Baltimore City Public Schools did a really cool thing this summer. It offered a five-week summer program to keep kids engaged in math and reading skills. It wasn’t remedial effort or to catch up, it was to stay on track. What a great deal for parents, too: all-day child supervision, including food and field trips, for any City Schools middle grade student. Every one of the program sites were in schools with air conditioning which meant no closures during the heat advisory days of July. Buses brought kids from their home schools to the program sites.
The thing that brought me was that each site had two hours of enrichment each day. Well, almost. What brought me in was a surprise overflow of enrollment. Each site was bulging with students so more teachers needed to be hired the Thursday before the program started. I was available and I agreed to start that Monday. I was to be at a struggling middle school in the morning from 9-11am and at a more successful elementary-middle school from 12:30-2:30pm doing theatre with kids that had chosen it from among many enrichment programs (including robotics, African dance, Michael Phelps swim school, Fit Families, hip-hop poetry, media, etc.).

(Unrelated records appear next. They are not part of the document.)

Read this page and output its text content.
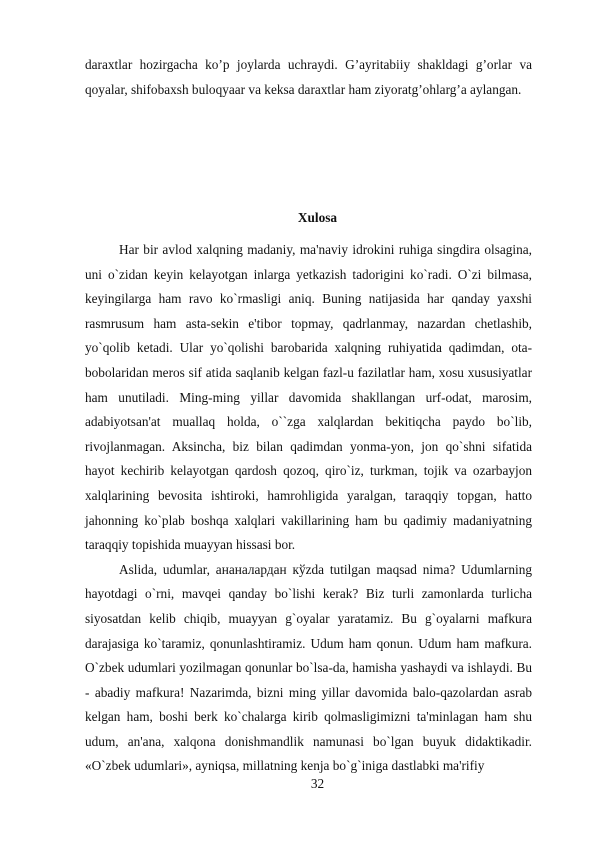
daraxtlar hozirgacha ko’p joylarda uchraydi. G’ayritabiiy shakldagi g’orlar va qoyalar, shifobaxsh buloqyaar va keksa daraxtlar ham ziyoratg’ohlarg’a aylangan.

Xulosa

Har bir avlod xalqning madaniy, ma'naviy idrokini ruhiga singdira olsagina, uni o`zidan keyin kelayotgan inlarga yetkazish tadorigini ko`radi. O`zi bilmasa, keyingilarga ham ravo ko`rmasligi aniq. Buning natijasida har qanday yaxshi rasmrusum ham asta-sekin e'tibor topmay, qadrlanmay, nazardan chetlashib, yo`qolib ketadi. Ular yo`qolishi barobarida xalqning ruhiyatida qadimdan, ota-bobolaridan meros sif atida saqlanib kelgan fazl-u fazilatlar ham, xosu xususiyatlar ham unutiladi. Ming-ming yillar davomida shakllangan urf-odat, marosim, adabiyotsan'at muallaq holda, o``zga xalqlardan bekitiqcha paydo bo`lib, rivojlanmagan. Aksincha, biz bilan qadimdan yonma-yon, jon qo`shni sifatida hayot kechirib kelayotgan qardosh qozoq, qiro`iz, turkman, tojik va ozarbayjon xalqlarining bevosita ishtiroki, hamrohligida yaralgan, taraqqiy topgan, hatto jahonning ko`plab boshqa xalqlari vakillarining ham bu qadimiy madaniyatning taraqqiy topishida muayyan hissasi bor.

Aslida, udumlar, ананалардан кўzda tutilgan maqsad nima? Udumlarning hayotdagi o`rni, mavqei qanday bo`lishi kerak? Biz turli zamonlarda turlicha siyosatdan kelib chiqib, muayyan g`oyalar yaratamiz. Bu g`oyalarni mafkura darajasiga ko`taramiz, qonunlashtiramiz. Udum ham qonun. Udum ham mafkura. O`zbek udumlari yozilmagan qonunlar bo`lsa-da, hamisha yashaydi va ishlaydi. Bu - abadiy mafkura! Nazarimda, bizni ming yillar davomida balo-qazolardan asrab kelgan ham, boshi berk ko`chalarga kirib qolmasligimizni ta'minlagan ham shu udum, an'ana, xalqona donishmandlik namunasi bo`lgan buyuk didaktikadir. «O`zbek udumlari», ayniqsa, millatning kenja bo`g`iniga dastlabki ma'rifiy

32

I quickly put together ideas on what I would do with self-selected theatre kids two hours a day for five weeks. I decided this would be a great place to try out my nineteen-page edit of Midsummer Night’s Dream. I got my description in a little late. The coordinators at the struggling middle school printed out an earlier version of the enrichment choices that didn’t include theatre. They didn’t get the update. I wasn’t on the list. On Tuesday, I walked into a classroom of students that decidedly did not want to be there. My in-class survey showed that theatre would have been their last choice, if they had been given a choice. These kids, however, were all absent on the first day so had been put in the room with the most openings: mine. They didn’t want to be there. I was daunted. Midsummer went out the window.
I learned so much from these kids over the next five weeks. And, they learned a lot about themselves and each other. Over the next few postings, I will recount stories from the experience, including the good, the bad, and the really ugly. It culminated in a five-minute play, written by the students, called The Lost Bird of the Rain Forest, which was really a combination of 4 different improv games.
The Monday after the final performance, I received the following email. This is why I do what I do:
hey mrs weber how are you , do you know i miss you already i just want to see you again and my class play them games everyday see your smile on your face and when me and A. be making you laugh when we do our plays . i woke up monday morning bright and early waiting to see you my mother came in the room and said where you goin i said to camp i want to go to theater today and see mrs weber . my mother said well you are goin to be the only one there rember camp is over with , i sat there with my eyes getting waterteree saying oh yheea i forgot then i went back to sleep crying my eyes out . mrs weber i miss you soo much cant wait to see you again i love you.